On July 3, 2019, the PTO issued Examination Guide 2-19, entitled “Examination Guidance for Section 2(a)’s Scandalous Marks Provision after Iancu v. Brunetti.”
By way of background, in December 2017 the CAFC held that the provision violates the First Amendment because it restricts free speech. In re Brunetti, 877 F.3d 1330, 125 USPQ2d 1072 (Fed. Cir. 2017). Since then, the PTO has been suspending action on pending applications refused under the “scandalousness” provision until final disposition of the matter. On June 24, 2019, SCOTUS affirmed the judgment of the Federal Circuit. 588 U.S. ___, 2019 USPQ2d 232043 (2019).

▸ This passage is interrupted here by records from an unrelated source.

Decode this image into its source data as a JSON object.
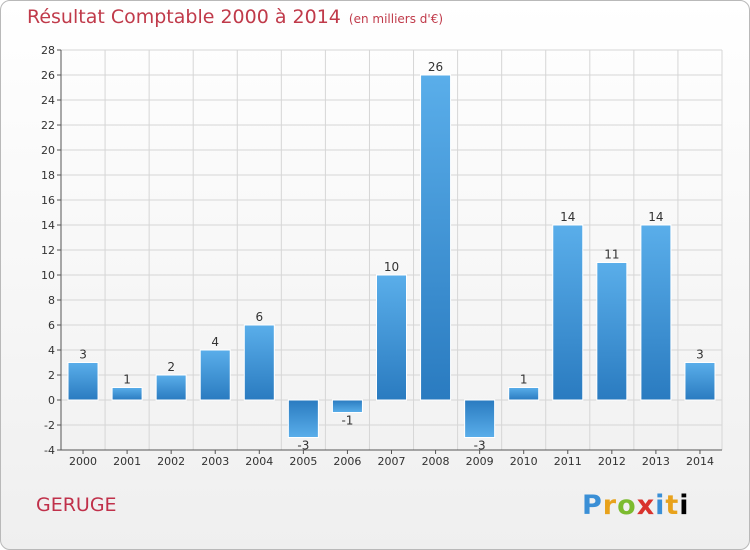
{
  "header": {
    "title": "Résultat Comptable 2000 à 2014",
    "unit": "(en milliers d'€)"
  },
  "commune": "GERUGE",
  "logo": {
    "letters": [
      "P",
      "r",
      "o",
      "x",
      "i",
      "t",
      "i"
    ]
  },
  "colors": {
    "title": "#c03a4a",
    "bar_light": "#5aaeea",
    "bar_dark": "#2a7bc0",
    "grid": "#d8d8d8"
  },
  "chart_data": {
    "type": "bar",
    "title": "Résultat Comptable 2000 à 2014",
    "ylabel": "(en milliers d'€)",
    "categories": [
      "2000",
      "2001",
      "2002",
      "2003",
      "2004",
      "2005",
      "2006",
      "2007",
      "2008",
      "2009",
      "2010",
      "2011",
      "2012",
      "2013",
      "2014"
    ],
    "values": [
      3,
      1,
      2,
      4,
      6,
      -3,
      -1,
      10,
      26,
      -3,
      1,
      14,
      11,
      14,
      3
    ],
    "ylim": [
      -4,
      28
    ],
    "yticks": [
      -4,
      -2,
      0,
      2,
      4,
      6,
      8,
      10,
      12,
      14,
      16,
      18,
      20,
      22,
      24,
      26,
      28
    ],
    "grid": true
  }
}
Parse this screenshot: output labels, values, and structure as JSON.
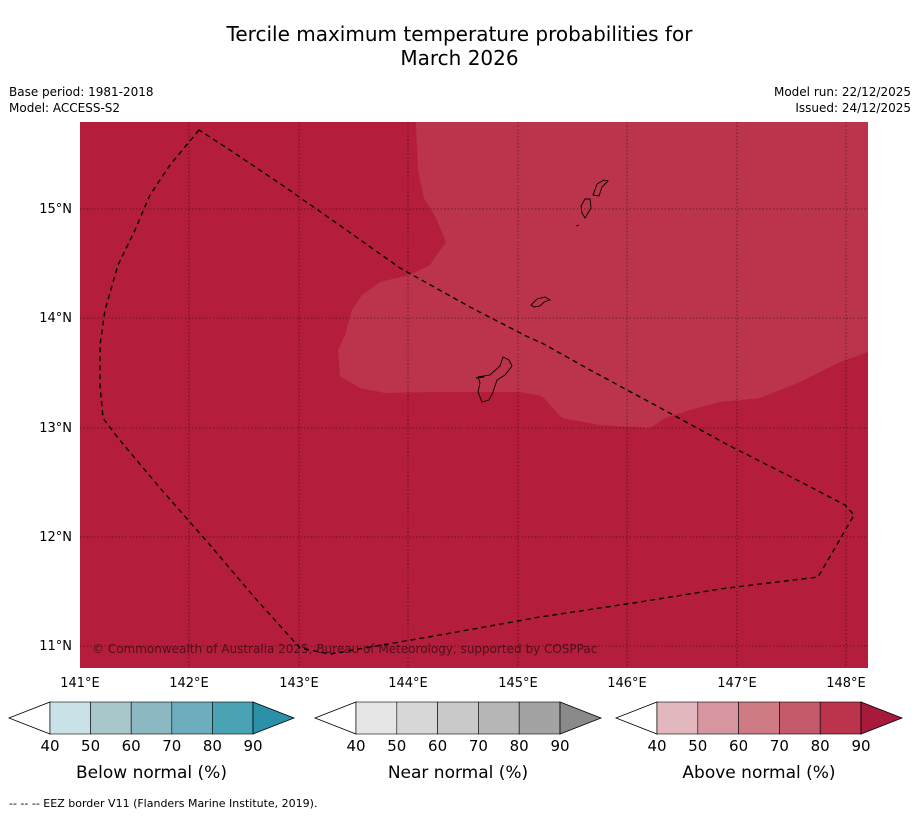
{
  "title": {
    "line1": "Tercile maximum temperature probabilities for",
    "line2": "March 2026"
  },
  "meta": {
    "base_period": "Base period: 1981-2018",
    "model": "Model: ACCESS-S2",
    "model_run": "Model run: 22/12/2025",
    "issued": "Issued: 24/12/2025"
  },
  "map": {
    "lat_labels": [
      "15°N",
      "14°N",
      "13°N",
      "12°N",
      "11°N"
    ],
    "lon_labels": [
      "141°E",
      "142°E",
      "143°E",
      "144°E",
      "145°E",
      "146°E",
      "147°E",
      "148°E"
    ],
    "copyright": "© Commonwealth of Australia 2025, Bureau of Meteorology, supported by COSPPac",
    "colors": {
      "above_80_90": "#b41e3c",
      "above_70_80": "#bc344c",
      "coast": "#000000",
      "grid": "#000000"
    }
  },
  "colorbars": [
    {
      "label": "Below normal (%)",
      "ticks": [
        "40",
        "50",
        "60",
        "70",
        "80",
        "90"
      ],
      "colors": [
        "#ffffff",
        "#c9e2e8",
        "#a7c7cb",
        "#8bb8c3",
        "#6eadbd",
        "#49a3b5",
        "#2a91a8"
      ]
    },
    {
      "label": "Near normal (%)",
      "ticks": [
        "40",
        "50",
        "60",
        "70",
        "80",
        "90"
      ],
      "colors": [
        "#ffffff",
        "#e6e6e6",
        "#d7d7d7",
        "#c9c9c9",
        "#b6b6b6",
        "#a3a3a3",
        "#8a8a8a"
      ]
    },
    {
      "label": "Above normal (%)",
      "ticks": [
        "40",
        "50",
        "60",
        "70",
        "80",
        "90"
      ],
      "colors": [
        "#ffffff",
        "#e2b8be",
        "#d6969f",
        "#cf7b84",
        "#c45a6a",
        "#bc344c",
        "#a81a3c"
      ]
    }
  ],
  "footer": "--  --  -- EEZ border V11 (Flanders Marine Institute, 2019)."
}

In an opinion by Judge Kagan, SCOTUS held the provision is/was unconstitutional under the Free Speech Clause of the First Amendment because it is “facially viewpoint-based”; as such, the fact that a mark may consist of or comprise “immoral” or “scandalous” matter is no longer a valid ground for refusal or cancellation of a registration. Following the Tam decision, SCOTUS confirmed that “a law disfavoring ‘ideas that offend’ discriminates based on viewpoint, in violation of the First Amendment.”

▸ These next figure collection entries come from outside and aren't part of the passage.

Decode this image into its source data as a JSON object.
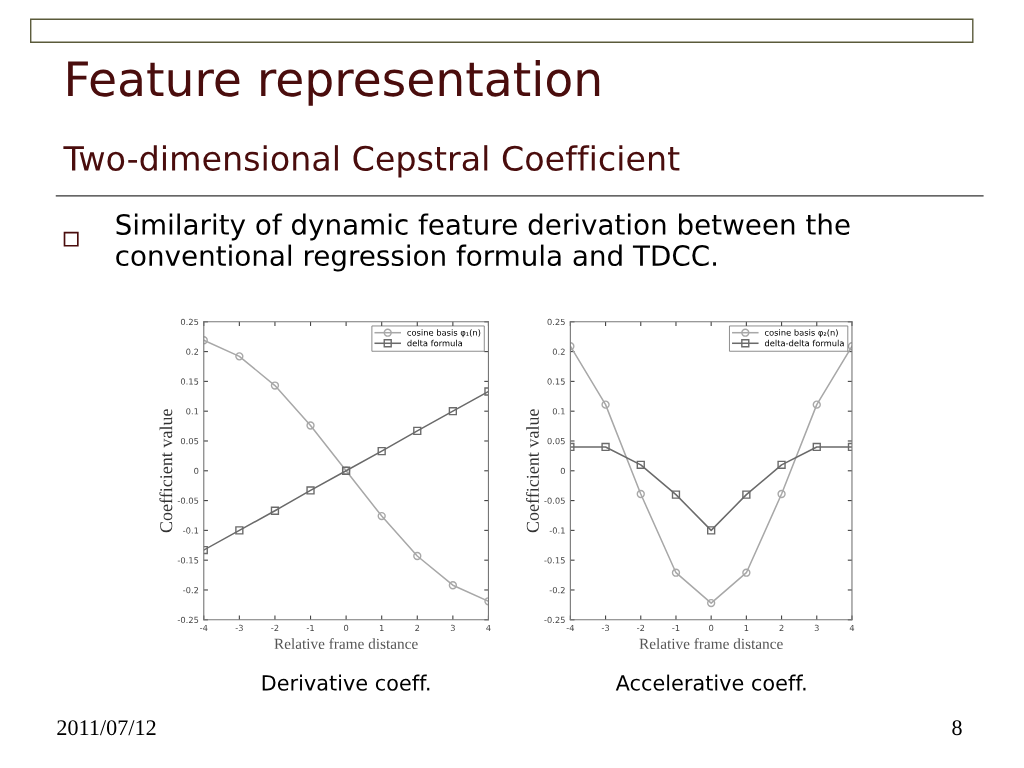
{
  "chart_data": [
    {
      "type": "line",
      "title": "Feature representation",
      "subtitle": "Two-dimensional Cepstral Coefficient",
      "xlabel": "Relative frame distance",
      "ylabel": "Coefficient value",
      "annotations": [
        "Similarity of dynamic feature derivation between the conventional regression formula and TDCC.",
        "Derivative coeff.",
        "2011/07/12",
        "8"
      ],
      "x": [
        -4,
        -3,
        -2,
        -1,
        0,
        1,
        2,
        3,
        4
      ],
      "series": [
        {
          "name": "cosine basis φ₁(n)",
          "color": "#a8a8a8",
          "marker": "circle",
          "values": [
            0.219,
            0.192,
            0.143,
            0.076,
            0,
            -0.076,
            -0.143,
            -0.192,
            -0.219
          ]
        },
        {
          "name": "delta formula",
          "color": "#6a6a6a",
          "marker": "square",
          "values": [
            -0.133,
            -0.1,
            -0.067,
            -0.033,
            0,
            0.033,
            0.067,
            0.1,
            0.133
          ]
        }
      ],
      "xlim": [
        -4,
        4
      ],
      "ylim": [
        -0.25,
        0.25
      ],
      "xticks": [
        -4,
        -3,
        -2,
        -1,
        0,
        1,
        2,
        3,
        4
      ],
      "yticks": [
        -0.25,
        -0.2,
        -0.15,
        -0.1,
        -0.05,
        0,
        0.05,
        0.1,
        0.15,
        0.2,
        0.25
      ],
      "legend": "top right"
    },
    {
      "type": "line",
      "xlabel": "Relative frame distance",
      "ylabel": "Coefficient value",
      "annotations": [
        "Accelerative coeff."
      ],
      "x": [
        -4,
        -3,
        -2,
        -1,
        0,
        1,
        2,
        3,
        4
      ],
      "series": [
        {
          "name": "cosine basis φ₂(n)",
          "color": "#a8a8a8",
          "marker": "circle",
          "values": [
            0.209,
            0.111,
            -0.039,
            -0.171,
            -0.222,
            -0.171,
            -0.039,
            0.111,
            0.209
          ]
        },
        {
          "name": "delta-delta formula",
          "color": "#6a6a6a",
          "marker": "square",
          "values": [
            0.04,
            0.04,
            0.01,
            -0.04,
            -0.1,
            -0.04,
            0.01,
            0.04,
            0.04
          ]
        }
      ],
      "xlim": [
        -4,
        4
      ],
      "ylim": [
        -0.25,
        0.25
      ],
      "xticks": [
        -4,
        -3,
        -2,
        -1,
        0,
        1,
        2,
        3,
        4
      ],
      "yticks": [
        -0.25,
        -0.2,
        -0.15,
        -0.1,
        -0.05,
        0,
        0.05,
        0.1,
        0.15,
        0.2,
        0.25
      ],
      "legend": "top right"
    }
  ]
}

The portions of the TMEP that relate specifically to the examination of immoral or scandalous matter no longer apply. Applications that received advisory refusal under the provision and were suspended will be removed from suspension and examined further for other requirements. If an application was previously abandoned after being refused under the provision and beyond the deadline for filing a petition to revive, a new application can be filed.
The PTO will begin acting on requests after Brunetti’s case is returned to the PTO (at least 25 days after the decision, at the earliest).